Depois do Acordo de Bonn, em 1952, a exportação da República Federal da Alemanha passou a crescer numa porcentagem de dois dígitos, anualmente. O presidente Getúlio Vargas, que reassumira o governo no Rio de Janeiro em 1951, empenhou-se decididamente no restabelecimento de um relacionamento comercial mais intenso com a Alemanha, pois queria resguardar o país de ser apenas um satélite dos Estados Unidos. Em 1951, foi inaugurada uma representação diplomática alemã no Rio de Janeiro, ocupada por um político do Partido Democrático Liberal (FDP, na sigla em alemão), Fritz Öllers. O dignitário permaneceu no posto até 1956, preparando o caminho para importantes novos investimentos de empresas alemãs no Brasil. No mesmo ano, uma grande delegação comercial alemã, chefiada pelo diretor ministerial Barão von Maltzan, visitou o Brasil. Essa viagem logo mostrou resultados importantes. Visto que o Brasil, porém, sofria de uma crônica deficiência de divisas, o interesse principal era o investimento direto das empresas estrangeiras no Brasil. Sobre esse tema, o Brasil discutira já durante bastante tempo com os Estados Unidos, sem ter chegado a uma solução satisfatória. O interesse americano se resumia, como nas relações comerciais dos anos 1930, em aumentar as exportações e, consequentemente, em assegurar e ampliar os empregos no mercado norteamericano, enquanto o Brasil estava interessado numa troca comercial recíproca e aguardava principalmente investimentos diretos em projetos industriais nacionais. Novamente foram os políticos alemães ligados à economia, mas também representantes de empresas alemãs, já instaladas no Brasil, que tomaram a iniciativa de reforçar os investimentos diretos no país. Por causa da proibição da importação de automóveis, imposta pelo governo Vargas em 1953, foi facilitada a decisão das montadoras alemãs Volkswagen e Mercedes-Benz de se estabelecer no Brasil com fábricas próprias. Essa medida trouxe consigo novos investimentos de fornecedores e prestadores de serviços.

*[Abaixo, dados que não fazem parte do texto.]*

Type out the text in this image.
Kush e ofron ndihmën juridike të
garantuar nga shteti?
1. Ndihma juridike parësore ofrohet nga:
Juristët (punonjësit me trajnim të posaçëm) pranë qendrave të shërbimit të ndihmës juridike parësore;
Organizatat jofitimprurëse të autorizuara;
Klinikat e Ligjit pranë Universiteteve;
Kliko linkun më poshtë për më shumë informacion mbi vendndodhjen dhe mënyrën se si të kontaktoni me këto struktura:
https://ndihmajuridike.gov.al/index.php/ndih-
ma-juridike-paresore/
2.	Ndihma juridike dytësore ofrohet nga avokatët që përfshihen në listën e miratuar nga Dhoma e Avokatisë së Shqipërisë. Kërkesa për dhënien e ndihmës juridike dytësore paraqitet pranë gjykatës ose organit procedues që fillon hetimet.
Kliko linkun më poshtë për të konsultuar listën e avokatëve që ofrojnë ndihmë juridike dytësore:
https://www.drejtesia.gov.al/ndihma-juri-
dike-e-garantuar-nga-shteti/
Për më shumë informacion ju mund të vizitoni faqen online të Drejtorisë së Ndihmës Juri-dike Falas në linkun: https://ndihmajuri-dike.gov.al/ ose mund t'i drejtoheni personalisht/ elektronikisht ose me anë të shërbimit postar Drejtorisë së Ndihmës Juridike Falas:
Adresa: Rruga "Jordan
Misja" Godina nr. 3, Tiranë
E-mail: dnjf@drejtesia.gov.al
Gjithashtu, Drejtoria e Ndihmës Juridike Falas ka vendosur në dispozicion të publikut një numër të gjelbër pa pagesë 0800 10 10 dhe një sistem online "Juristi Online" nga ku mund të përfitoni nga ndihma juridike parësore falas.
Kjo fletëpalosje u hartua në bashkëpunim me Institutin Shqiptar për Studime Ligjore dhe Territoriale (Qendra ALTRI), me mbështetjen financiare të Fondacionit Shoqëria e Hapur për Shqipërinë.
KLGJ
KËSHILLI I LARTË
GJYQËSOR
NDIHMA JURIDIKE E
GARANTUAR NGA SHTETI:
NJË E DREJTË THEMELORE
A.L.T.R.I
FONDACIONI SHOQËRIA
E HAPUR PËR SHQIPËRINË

A visita do então ministro da Economia da Alemanha, Ludwig Erhard, em abril de 1954, foi de especial importância, visto que uma série de contratos comerciais foi firmada nessa ocasião, abrindo as portas para a continuação de um trabalho conjunto mais próximo de ambos os países. Até 1957, contabilizaram-se 130 novos investimentos alemães no Brasil, seja pela inauguração de plantas de produção própria ou pela participação em empresas brasileiras. Dessa maneira, a República Federal da Alemanha alcançou novamente uma posição comercial à altura da forte parceria dos anos 1930 e, ao mesmo tempo, abria novas perspectivas – principalmente com a indústria automobilística – para o Brasil como um país industrial em ascensão.